La colère ne faisait plus partie de la palette de sentiments reflété par son visage. J’arrivais à deviner les pensées qui tournaient dans sa tête.
La Course approchait et le moment de nous dire au revoir, peut-être pour toujours, aussi. Bientôt elle dirait au revoir, ou adieu au dernier membre de sa famille et cela la remplissait de tristesse, de peur et de colère envers cette société et ce système. Je savais ce qu’elle pensait car la même chose rebondissait dans mon cerveau, et sans le voir, je savais que mon visage renvoyait la même chose que le sien. J’avais la gorge trop nouée pour finir de manger. Je mis mon assiette au réfrigérateur pour la conserver pour mon dîner. Clio fit de même quelques minutes plus tard. Après cela, je retournais à l’entrainement que j’avais commencé le jour où j’avais décidé de participer à la Course. Ce que je faisais avait plus un effet placebo sur mon esprit terrifié que de véritables effets bénéfiques pour mon corps, mais ça m’allait. De toute façon cet entrainement, je le faisais déjà depuis des années sans le savoir en allant tous les jours travailler dehors, faire des travaux physiques, réfléchir à une façon suffisamment ingénieuse pour régler un problème rapidement et sans trop utiliser d’énergie ou de ressources. Mon corps et mon esprit étaient déjà rompue à ce genre d’exercice et je les faisais juste par acquis de conscience et pour rassurer Clio.
Le jour des inscriptions arriva bien trop vite. J’allais déposer mon dossier complet à la mairie qui se chargerait de le transmettre aux organisateurs. Un courrier électronique devait m’être envoyé le lendemain, ce qui me prouverait que mon inscription était validée. Le lendemain, je reçu le mail et l’espace d’un instant je fus soulagé, mais la gravité du moment me ramena rapidement à la réalité, j’allais courir et mettre ma vie en péril dans l’espoir d’obtenir une place qui au final ne me serait pas destiné. Et si… Je repoussais toutes ces sombres pensées qui pour moi ne faisaient que représenter le côté obscur de l’Homme. Je ne pouvais pas me permettre de laisser ces horribles choses me détourner de mon objectif. Dans ce mail, on me donnait de nouvelles informations. D’ici deux jours je devais être au départ de la Course. Arrivé là-bas je serais préparé pour la Course, avec l’implant et de nouvelles instructions. Le lieu de rendez-vous se trouvait être dans une ville pas très éloigné de la nôtre. En deux jours de marche je devais pouvoir y arriver mais pour cela je devais partir maintenant, ce qui impliquait de faire mes adieux à Clio.

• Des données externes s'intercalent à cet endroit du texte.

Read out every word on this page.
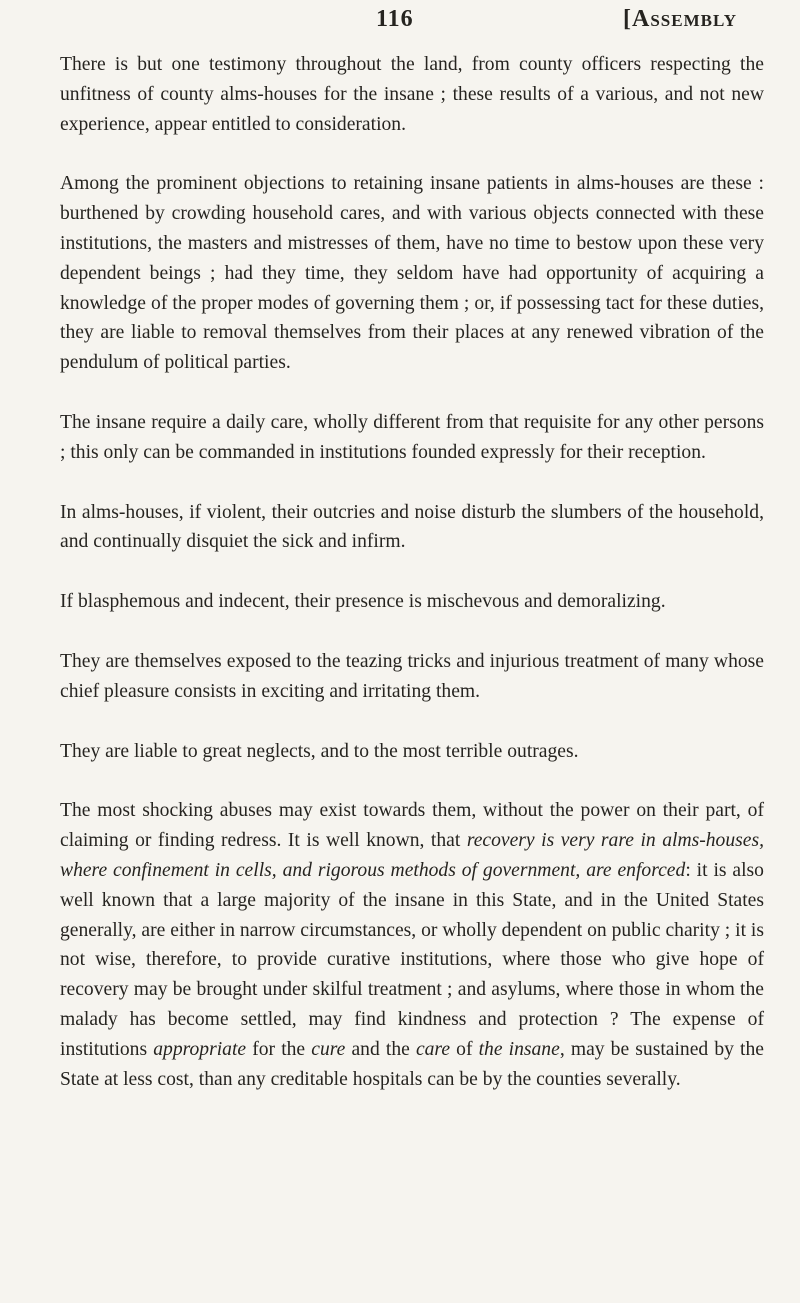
116	[Assembly

There is but one testimony throughout the land, from county officers respecting the unfitness of county alms-houses for the insane ; these results of a various, and not new experience, appear entitled to consideration.

Among the prominent objections to retaining insane patients in alms-houses are these : burthened by crowding household cares, and with various objects connected with these institutions, the masters and mistresses of them, have no time to bestow upon these very dependent beings ; had they time, they seldom have had opportunity of acquiring a knowledge of the proper modes of governing them ; or, if possessing tact for these duties, they are liable to removal themselves from their places at any renewed vibration of the pendulum of political parties.

The insane require a daily care, wholly different from that requisite for any other persons ; this only can be commanded in institutions founded expressly for their reception.

In alms-houses, if violent, their outcries and noise disturb the slumbers of the household, and continually disquiet the sick and infirm.

If blasphemous and indecent, their presence is mischevous and demoralizing.

They are themselves exposed to the teazing tricks and injurious treatment of many whose chief pleasure consists in exciting and irritating them.

They are liable to great neglects, and to the most terrible outrages.

The most shocking abuses may exist towards them, without the power on their part, of claiming or finding redress. It is well known, that recovery is very rare in alms-houses, where confinement in cells, and rigorous methods of government, are enforced: it is also well known that a large majority of the insane in this State, and in the United States generally, are either in narrow circumstances, or wholly dependent on public charity ; it is not wise, therefore, to provide curative institutions, where those who give hope of recovery may be brought under skilful treatment ; and asylums, where those in whom the malady has become settled, may find kindness and protection ? The expense of institutions appropriate for the cure and the care of the insane, may be sustained by the State at less cost, than any creditable hospitals can be by the counties severally.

Les larmes aux yeux et la gorge serrée j’allais prévenir ma sœur. Toute la tension qui nous avait éloigné depuis ma déclaration s’évapora d’un seul coup. En larme, Clio se pendit à mon cou tandis que je me mettais à genou. Nous pleurâmes ainsi l’un contre l’autre pendant un moment jusqu’à ce que nos larmes se tarissent d’elles-mêmes. Nous n’en avions plus. Nous avions vidé nos corps de ce liquide si précieux à l’expression de notre humanité. Notre étreinte dura encore un moment même après que nos yeux furent secs. J’essayais de mémoriser la forme de son visage, la texture de ses cheveux serré contre ma joue, la chaleur de son coup, son odeur, la profondeur et la couleur de son regard. Je voulais tout garder en moi. Me souvenir de tous les détails aussi insignifiants soient-ils pour parvenir à la matérialisé dans mon esprit aussi souvent que possible lorsque je serais loin d’elle. A la façon que ses petites mains avaient de me parcourir le dos, je sus qu’elle essayait de faire la même chose. Je finis par la repousser doucement. Je la pris par la main et de l’autre j’attrapais son sac d’affaires. Nous nous sommes préparé à sortir et nous sommes allé chez Phyl.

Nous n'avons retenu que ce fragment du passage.